You are calling DGEMM
in parallel using the same set of variables (because variables in parallel regions are shared by default in Fortran). This doesn't work and produces weird results due to data races. You have two options:
Find a parallel BLAS implementation where DGEMM
is already threaded. Intel MKL and OpenBLAS are prime candidates. Intel MKL uses OpenMP, more specifically it is built with Intel OpenMP runtime, so it may not play very nicely with OpenMP code compiled with GCC, but it works perfectly with non-threaded code.
Call DGEMM
in parallel but not with the same set of arguments. Instead, perform block decomposition of one or both tensors and have each thread do the contraction for a separate block. Since Fortran uses column-major storage, it may be appropriate to decompose the second tensor:
C[i,k,l=1..L] = A[i,j] * B[j,k,l=1..L]
becomes with two threads:
thread 0: C[i,k,l=1..L/2] = A[i,j] * B[j,k,l=1..L/2]
thread 1: C[i,k,l=L/2+1..L] = A[i,j] * B[j,k,l=L/2+1..L]
With an arbitrary number of threads it boils down to computing the start and end values for the l
index in each thread and adjusting the arguments of DGEMM
accordingly.
Personally, I'd go with a parallel BLAS implementation. With Intel MKL, you only need to link in the parallel driver and it will automagically use all the available CPUs.
A sample implementation of the block decomposition follows. Only additions and changes to your original code are shown:
! ADD: Use the OpenMP module
Use :: omp_lib
! ADD: Variables used for the decomposition
Integer :: ithr, istart, iend
! CHANGE: OpenMP with block decomposition
!$omp parallel private(ithr, istart, iend)
ithr = omp_get_thread_num()
! First index (plane) in B for the current thread
istart = ithr * nd / omp_get_num_threads()
! First index (plane) in B for the next thread
iend = (ithr + 1) * nd / opm_get_num_threads()
Call dgemm('N', 'N', na, nc * (iend - istart), nb, 1.0_wp, a, nd, &
b(1, 1, 1 + istart), Size(b, Dim = 1), &
0.0_wp, c4(1, 1, 1 + istart), Size(c4, Dim = 1))
!$omp end parallel
istart
is the index of the first plane of B
that each individual thread works on. iend
is the first plane for the next thread, so iend - istart
is the number of planes for the current thread. b(1, 1, 1 + istart)
is where the block of planes in B starts. c4(1, 1, 1 + istart)

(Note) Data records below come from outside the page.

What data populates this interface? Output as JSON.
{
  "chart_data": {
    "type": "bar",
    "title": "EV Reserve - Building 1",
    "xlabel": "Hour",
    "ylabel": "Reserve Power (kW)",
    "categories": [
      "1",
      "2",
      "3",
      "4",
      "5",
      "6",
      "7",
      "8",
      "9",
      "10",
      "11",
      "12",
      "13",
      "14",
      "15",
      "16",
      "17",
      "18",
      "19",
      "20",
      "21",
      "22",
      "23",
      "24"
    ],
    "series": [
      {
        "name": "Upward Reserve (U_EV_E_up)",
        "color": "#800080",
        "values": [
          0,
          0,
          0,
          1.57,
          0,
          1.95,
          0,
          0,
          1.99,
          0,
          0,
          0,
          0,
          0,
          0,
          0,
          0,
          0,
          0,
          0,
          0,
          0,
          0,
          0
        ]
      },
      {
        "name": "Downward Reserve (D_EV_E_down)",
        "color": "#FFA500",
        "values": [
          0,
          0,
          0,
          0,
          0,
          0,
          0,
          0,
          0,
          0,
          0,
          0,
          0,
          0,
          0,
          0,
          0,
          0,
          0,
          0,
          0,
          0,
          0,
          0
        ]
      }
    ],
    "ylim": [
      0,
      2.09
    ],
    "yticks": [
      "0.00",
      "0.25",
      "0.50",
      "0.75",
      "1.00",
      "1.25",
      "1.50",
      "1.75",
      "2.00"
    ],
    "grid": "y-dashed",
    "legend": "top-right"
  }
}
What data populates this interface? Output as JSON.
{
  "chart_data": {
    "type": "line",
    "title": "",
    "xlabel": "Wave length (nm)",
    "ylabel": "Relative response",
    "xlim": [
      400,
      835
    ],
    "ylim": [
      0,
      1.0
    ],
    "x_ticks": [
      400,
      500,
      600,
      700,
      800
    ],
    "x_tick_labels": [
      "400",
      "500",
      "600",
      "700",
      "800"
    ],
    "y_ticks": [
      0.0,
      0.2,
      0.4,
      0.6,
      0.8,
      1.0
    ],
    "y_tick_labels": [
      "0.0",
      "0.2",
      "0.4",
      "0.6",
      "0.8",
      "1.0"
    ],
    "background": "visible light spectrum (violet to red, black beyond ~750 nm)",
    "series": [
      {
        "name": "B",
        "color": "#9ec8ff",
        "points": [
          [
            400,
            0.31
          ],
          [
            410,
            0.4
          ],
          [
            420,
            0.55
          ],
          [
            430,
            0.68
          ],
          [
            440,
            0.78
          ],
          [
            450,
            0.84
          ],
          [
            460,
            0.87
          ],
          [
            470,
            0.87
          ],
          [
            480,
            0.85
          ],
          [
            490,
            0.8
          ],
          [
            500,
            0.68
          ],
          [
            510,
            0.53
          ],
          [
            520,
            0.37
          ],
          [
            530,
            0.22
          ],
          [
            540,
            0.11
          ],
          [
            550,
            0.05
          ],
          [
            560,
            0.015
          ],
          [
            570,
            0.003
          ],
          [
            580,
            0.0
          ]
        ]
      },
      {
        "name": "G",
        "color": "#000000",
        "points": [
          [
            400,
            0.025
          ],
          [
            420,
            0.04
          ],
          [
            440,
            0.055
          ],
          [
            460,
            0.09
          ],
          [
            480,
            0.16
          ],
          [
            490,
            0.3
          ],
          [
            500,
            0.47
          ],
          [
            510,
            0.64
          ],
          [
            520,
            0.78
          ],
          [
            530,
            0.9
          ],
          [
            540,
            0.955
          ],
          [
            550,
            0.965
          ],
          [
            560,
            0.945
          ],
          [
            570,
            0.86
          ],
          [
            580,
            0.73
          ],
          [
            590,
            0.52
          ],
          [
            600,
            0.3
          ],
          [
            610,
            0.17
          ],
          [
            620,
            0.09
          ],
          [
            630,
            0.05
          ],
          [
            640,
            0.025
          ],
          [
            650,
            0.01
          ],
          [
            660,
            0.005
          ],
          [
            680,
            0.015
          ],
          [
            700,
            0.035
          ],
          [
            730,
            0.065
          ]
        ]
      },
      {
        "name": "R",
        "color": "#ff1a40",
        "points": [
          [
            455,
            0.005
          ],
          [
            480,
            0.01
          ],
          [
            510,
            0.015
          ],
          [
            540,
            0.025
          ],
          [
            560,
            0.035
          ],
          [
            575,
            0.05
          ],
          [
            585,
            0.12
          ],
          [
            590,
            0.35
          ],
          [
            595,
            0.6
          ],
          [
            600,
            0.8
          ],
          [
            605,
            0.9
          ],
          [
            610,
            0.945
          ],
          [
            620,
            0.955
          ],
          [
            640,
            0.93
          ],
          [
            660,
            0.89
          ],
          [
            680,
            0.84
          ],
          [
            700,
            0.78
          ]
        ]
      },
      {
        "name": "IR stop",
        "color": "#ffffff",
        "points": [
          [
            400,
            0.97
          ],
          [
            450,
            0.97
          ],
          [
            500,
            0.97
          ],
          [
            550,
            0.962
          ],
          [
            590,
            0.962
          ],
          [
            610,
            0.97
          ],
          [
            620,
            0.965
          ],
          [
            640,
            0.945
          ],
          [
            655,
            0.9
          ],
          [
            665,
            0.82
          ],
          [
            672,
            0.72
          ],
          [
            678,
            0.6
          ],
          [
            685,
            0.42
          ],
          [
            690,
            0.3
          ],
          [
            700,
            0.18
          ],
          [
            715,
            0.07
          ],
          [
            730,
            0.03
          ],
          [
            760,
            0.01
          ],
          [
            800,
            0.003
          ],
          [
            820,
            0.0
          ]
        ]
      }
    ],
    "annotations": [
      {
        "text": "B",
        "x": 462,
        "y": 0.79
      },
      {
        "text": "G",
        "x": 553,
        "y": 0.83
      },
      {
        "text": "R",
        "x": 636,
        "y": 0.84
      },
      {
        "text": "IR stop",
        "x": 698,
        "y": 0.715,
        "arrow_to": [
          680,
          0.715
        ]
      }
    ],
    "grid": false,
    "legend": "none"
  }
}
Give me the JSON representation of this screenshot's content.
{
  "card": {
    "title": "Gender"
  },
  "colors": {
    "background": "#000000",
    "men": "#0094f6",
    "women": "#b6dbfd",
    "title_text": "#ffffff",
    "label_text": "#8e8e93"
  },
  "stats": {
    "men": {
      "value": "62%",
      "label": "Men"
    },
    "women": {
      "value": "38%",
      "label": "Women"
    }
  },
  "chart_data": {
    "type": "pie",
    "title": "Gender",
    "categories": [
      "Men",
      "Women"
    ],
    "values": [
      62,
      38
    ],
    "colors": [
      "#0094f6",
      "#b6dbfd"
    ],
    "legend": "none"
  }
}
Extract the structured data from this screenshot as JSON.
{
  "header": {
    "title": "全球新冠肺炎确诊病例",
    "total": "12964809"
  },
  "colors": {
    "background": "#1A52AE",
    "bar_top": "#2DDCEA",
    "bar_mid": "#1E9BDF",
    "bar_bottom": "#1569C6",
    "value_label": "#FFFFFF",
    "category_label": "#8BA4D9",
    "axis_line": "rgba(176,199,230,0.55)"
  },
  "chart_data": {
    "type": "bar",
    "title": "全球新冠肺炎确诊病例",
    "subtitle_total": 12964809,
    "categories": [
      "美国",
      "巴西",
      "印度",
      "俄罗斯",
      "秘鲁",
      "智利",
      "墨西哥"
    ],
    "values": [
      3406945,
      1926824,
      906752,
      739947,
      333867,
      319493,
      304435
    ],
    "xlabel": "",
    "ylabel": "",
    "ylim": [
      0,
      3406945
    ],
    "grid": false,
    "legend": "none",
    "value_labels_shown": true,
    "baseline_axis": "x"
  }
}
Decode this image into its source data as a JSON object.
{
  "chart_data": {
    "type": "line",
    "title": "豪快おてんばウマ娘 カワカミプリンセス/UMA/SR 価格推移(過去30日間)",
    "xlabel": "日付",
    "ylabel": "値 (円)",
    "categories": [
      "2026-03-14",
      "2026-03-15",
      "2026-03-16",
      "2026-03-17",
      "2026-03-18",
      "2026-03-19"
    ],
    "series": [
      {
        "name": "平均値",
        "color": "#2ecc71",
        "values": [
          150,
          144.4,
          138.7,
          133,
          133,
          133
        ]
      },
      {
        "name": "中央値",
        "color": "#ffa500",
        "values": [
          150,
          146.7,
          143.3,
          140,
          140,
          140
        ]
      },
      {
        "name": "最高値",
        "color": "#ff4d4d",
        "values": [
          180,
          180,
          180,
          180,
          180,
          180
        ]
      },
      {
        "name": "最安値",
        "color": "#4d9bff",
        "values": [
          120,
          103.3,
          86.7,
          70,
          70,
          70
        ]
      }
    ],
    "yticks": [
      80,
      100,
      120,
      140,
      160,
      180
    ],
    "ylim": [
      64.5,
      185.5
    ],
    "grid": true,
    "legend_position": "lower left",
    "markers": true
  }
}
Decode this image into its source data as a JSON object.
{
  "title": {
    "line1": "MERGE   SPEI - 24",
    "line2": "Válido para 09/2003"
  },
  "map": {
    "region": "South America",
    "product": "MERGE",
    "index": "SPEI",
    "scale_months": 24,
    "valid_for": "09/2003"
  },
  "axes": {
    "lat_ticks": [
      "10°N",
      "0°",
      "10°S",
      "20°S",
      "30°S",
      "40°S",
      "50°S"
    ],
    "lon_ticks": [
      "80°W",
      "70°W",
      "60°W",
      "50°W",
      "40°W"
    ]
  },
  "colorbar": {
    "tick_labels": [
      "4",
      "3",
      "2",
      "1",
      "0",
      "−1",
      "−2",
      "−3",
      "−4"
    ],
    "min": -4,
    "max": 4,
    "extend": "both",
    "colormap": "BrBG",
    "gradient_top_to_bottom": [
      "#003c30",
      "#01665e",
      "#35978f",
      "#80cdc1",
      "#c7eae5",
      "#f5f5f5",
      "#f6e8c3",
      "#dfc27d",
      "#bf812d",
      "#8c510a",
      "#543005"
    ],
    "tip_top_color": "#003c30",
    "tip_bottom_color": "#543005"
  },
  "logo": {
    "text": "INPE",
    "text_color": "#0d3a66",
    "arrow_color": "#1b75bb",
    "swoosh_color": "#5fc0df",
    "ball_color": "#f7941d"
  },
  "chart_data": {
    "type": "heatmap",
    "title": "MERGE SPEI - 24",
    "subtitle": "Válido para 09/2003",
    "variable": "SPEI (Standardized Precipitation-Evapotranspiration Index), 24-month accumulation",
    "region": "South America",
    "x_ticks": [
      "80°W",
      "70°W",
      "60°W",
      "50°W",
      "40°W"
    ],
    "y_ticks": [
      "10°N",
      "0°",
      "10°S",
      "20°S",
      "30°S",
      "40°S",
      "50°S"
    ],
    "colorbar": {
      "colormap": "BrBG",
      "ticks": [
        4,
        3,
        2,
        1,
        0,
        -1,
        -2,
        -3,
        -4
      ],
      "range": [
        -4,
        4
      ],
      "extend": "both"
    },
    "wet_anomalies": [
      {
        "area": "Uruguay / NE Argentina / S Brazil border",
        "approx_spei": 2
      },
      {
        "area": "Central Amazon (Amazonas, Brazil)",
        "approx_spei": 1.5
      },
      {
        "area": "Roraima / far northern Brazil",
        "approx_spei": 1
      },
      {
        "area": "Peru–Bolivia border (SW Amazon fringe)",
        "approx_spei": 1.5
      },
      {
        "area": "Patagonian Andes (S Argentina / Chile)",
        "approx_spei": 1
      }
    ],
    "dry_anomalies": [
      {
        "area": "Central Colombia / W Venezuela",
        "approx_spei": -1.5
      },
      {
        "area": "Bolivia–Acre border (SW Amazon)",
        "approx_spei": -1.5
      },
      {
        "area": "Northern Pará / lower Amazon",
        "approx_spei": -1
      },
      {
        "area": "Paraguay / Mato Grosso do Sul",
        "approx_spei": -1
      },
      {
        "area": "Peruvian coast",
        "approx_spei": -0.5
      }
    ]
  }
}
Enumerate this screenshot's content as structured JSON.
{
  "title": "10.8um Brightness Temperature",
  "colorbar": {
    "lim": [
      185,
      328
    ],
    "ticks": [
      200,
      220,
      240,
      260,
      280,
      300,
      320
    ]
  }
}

is where the block in the result tensor starts.
Make sure you do one of those but not both simultaneously. I.e., if your BLAS implementation is threaded but you decide to go with block decomposition, disable threading in the BLAS library. Conversely, if you use threading in the BLAS implementation, do not perform block decomposition in your code.